The Boeing Company today rolled out the first MD-10 freighter during ceremonies held at the ompany's Long Beach facility. FedEx is the launch customer for the MD-10 conversion program.
"MD-10" is the designation given to modified DC-10s that incorporate the Boeing Advanced Common Flightdeck (ACF). The MD-10 instrument panel layout is identical to the Boeing MD-11. Additionally, pilots can receive a single certification to operate both airplanes.
"This is an important day for the MD-10 program," said Joe Gullion, president - Boeing Airplane Services. "The MD-10 is a great example of how Boeing Airplane Services can help our customers make affordable, high-quality improvements to their commercial airplanes."

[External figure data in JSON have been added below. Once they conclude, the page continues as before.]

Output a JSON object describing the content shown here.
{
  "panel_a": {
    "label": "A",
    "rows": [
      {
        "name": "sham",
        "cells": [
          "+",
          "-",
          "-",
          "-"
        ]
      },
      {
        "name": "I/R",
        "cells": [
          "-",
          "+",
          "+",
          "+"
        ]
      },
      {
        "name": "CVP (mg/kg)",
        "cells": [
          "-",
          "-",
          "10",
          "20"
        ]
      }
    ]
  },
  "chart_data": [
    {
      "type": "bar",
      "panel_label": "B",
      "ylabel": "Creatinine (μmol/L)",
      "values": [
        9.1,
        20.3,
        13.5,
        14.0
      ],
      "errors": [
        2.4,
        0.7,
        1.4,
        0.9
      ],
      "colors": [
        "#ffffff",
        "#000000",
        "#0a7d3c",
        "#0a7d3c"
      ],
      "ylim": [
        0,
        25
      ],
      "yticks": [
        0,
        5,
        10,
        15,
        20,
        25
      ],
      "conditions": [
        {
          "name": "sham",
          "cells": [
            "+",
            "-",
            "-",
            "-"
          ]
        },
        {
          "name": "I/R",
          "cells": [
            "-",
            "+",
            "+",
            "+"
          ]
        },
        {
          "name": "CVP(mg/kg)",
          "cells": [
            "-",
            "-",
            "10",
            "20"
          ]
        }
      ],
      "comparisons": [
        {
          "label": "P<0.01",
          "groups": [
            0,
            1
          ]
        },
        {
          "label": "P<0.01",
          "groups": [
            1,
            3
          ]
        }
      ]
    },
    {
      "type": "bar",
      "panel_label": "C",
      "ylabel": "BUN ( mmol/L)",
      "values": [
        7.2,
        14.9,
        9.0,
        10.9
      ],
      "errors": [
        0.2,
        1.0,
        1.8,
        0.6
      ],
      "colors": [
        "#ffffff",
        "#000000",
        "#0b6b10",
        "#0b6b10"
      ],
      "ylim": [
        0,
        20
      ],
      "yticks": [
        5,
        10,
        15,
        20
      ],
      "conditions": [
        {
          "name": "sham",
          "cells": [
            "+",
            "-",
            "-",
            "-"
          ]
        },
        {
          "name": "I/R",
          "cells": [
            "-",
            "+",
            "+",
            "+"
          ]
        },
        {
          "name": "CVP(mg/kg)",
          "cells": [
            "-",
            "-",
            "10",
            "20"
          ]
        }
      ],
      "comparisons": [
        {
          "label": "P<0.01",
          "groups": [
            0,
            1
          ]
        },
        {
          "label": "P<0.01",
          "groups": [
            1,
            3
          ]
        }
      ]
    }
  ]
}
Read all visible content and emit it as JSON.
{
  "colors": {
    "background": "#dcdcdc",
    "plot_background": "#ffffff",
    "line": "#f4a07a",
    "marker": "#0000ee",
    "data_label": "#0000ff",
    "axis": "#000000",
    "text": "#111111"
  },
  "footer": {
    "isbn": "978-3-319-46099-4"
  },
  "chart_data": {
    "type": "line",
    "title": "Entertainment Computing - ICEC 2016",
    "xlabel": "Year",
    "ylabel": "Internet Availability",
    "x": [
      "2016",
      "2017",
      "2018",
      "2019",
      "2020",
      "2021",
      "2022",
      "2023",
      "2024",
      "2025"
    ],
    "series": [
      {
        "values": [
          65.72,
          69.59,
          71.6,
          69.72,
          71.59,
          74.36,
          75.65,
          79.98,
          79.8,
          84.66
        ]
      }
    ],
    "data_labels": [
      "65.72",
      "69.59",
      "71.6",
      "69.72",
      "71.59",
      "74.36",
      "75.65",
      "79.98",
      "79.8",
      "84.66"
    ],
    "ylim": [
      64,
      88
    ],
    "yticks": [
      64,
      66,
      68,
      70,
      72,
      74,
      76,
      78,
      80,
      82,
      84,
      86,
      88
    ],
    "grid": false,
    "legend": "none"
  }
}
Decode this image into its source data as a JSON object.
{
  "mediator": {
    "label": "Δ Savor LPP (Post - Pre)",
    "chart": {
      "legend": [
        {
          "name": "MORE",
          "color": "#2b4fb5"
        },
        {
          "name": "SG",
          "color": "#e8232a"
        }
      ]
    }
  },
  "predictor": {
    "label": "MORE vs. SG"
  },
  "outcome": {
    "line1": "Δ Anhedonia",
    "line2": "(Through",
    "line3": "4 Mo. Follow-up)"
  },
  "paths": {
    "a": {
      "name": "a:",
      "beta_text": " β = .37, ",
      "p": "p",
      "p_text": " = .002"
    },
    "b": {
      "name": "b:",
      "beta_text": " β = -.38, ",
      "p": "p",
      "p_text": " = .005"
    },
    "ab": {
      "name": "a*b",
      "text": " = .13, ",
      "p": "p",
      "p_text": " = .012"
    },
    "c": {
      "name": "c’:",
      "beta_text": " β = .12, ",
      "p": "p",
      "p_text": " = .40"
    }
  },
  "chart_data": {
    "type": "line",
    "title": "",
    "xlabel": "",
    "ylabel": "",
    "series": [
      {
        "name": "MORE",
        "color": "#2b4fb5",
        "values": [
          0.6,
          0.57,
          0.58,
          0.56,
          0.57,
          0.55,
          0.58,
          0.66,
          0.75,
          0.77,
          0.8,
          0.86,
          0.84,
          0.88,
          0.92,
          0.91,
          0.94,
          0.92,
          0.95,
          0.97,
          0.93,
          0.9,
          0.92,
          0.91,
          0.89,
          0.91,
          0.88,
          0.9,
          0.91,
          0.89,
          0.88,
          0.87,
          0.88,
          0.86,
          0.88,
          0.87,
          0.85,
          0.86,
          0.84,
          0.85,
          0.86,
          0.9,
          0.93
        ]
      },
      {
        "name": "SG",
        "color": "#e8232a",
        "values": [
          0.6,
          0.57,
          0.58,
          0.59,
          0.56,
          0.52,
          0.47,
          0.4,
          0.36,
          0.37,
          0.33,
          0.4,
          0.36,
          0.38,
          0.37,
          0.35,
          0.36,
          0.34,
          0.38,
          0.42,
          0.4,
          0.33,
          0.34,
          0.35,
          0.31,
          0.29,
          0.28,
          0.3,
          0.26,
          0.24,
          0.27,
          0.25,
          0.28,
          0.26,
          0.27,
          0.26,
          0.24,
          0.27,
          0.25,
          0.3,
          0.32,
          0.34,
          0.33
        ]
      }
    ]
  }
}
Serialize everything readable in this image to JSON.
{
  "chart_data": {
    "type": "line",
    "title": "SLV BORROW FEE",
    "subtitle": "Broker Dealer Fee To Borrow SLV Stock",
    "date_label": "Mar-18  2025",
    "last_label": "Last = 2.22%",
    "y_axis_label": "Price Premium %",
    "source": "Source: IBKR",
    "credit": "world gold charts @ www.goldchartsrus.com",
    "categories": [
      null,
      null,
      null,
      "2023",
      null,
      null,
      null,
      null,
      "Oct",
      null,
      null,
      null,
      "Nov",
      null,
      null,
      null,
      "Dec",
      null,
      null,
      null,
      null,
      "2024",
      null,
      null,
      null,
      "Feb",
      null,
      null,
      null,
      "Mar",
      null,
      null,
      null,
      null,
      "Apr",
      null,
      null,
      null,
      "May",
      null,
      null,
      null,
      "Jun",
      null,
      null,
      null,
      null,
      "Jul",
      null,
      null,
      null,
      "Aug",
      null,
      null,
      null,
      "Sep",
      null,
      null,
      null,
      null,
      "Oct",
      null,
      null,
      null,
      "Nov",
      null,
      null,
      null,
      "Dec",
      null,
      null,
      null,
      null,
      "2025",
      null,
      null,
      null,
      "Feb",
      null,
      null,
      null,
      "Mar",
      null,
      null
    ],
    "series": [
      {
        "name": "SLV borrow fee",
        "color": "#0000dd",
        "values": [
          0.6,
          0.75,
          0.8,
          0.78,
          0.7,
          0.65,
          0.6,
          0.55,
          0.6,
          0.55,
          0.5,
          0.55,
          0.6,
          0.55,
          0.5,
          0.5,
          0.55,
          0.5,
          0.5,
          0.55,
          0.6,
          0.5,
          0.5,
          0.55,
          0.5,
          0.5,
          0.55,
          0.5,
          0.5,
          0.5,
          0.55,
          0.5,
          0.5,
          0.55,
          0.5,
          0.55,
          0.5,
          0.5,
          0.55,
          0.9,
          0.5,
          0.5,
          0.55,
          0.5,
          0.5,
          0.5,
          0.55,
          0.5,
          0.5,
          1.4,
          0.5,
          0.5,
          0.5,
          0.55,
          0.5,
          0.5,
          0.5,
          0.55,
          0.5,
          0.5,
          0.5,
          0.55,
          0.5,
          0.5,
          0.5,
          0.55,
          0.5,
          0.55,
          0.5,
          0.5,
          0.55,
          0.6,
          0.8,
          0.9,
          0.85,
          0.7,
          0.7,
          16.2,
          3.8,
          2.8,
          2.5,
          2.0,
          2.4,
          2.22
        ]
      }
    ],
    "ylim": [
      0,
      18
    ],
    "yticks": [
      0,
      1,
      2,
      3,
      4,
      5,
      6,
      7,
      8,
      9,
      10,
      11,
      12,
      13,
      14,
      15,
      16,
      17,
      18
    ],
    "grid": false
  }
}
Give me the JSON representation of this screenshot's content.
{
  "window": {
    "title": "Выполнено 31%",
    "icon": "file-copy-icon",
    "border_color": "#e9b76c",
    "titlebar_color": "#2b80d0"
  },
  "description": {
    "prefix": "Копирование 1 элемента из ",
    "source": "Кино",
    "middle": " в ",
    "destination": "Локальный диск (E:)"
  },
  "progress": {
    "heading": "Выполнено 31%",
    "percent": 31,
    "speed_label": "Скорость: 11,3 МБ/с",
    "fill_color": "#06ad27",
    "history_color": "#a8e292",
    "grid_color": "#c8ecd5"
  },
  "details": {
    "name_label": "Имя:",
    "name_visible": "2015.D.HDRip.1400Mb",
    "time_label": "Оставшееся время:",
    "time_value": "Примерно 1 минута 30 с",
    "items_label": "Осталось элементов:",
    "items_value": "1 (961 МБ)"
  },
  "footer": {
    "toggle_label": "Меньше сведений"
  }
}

FedEx launched the MD-10 program in September 1996 with an order for 60 MD-10 conversions. FedEx later increased its commitment to the program and currently has 79 orders, with options for up to 40 more MD-10s.
Theodore L. Weise, president and chief executive officer of FedEx, said, "The MD-10 will provide us with a cost-effective solution to our cargo carrying needs. We expect to get many years of service from these airplanes." FedEx operates a fleet of 26 MD-11s and is scheduled to receive three more from Boeing before production of the tri-jet ends next year. In addition, FedEx is purchasing a number of used MD-11s.
The MD-10 program is managed by Boeing Airplane Services, a new Boeing business offering engineering retrofit packages, avionics upgrades, passenger-to-freighter conversions, interior reconfigurations, recovery and repair services, and airplane performance improvements for all Boeing commercial airplanes. Boeing Airplane Services also provides technical consulting and general contracting support for airlines.
The MD-10 flight deck employs state-of-the-art avionics systems provided by Honeywell Air Transport Systems of Phoenix, Ariz. The new cockpit will feature six 8-inch-square liquid-crystal displays, operated by a Honeywell VIA 2000 computer system - similar to those found in newer airplanes such as the Boeing 777 and 717.
The new cockpit will enable the MD-10 to be flown by a two-person crew, in contrast to the three-person crew required to operate the original DC-10.
The MD-10 is scheduled to fly for the first time later this month and will enter a flight-test program expected to last for 10 to 12 months. Two other FedEx MD-10s will enter the flight-test program later this year.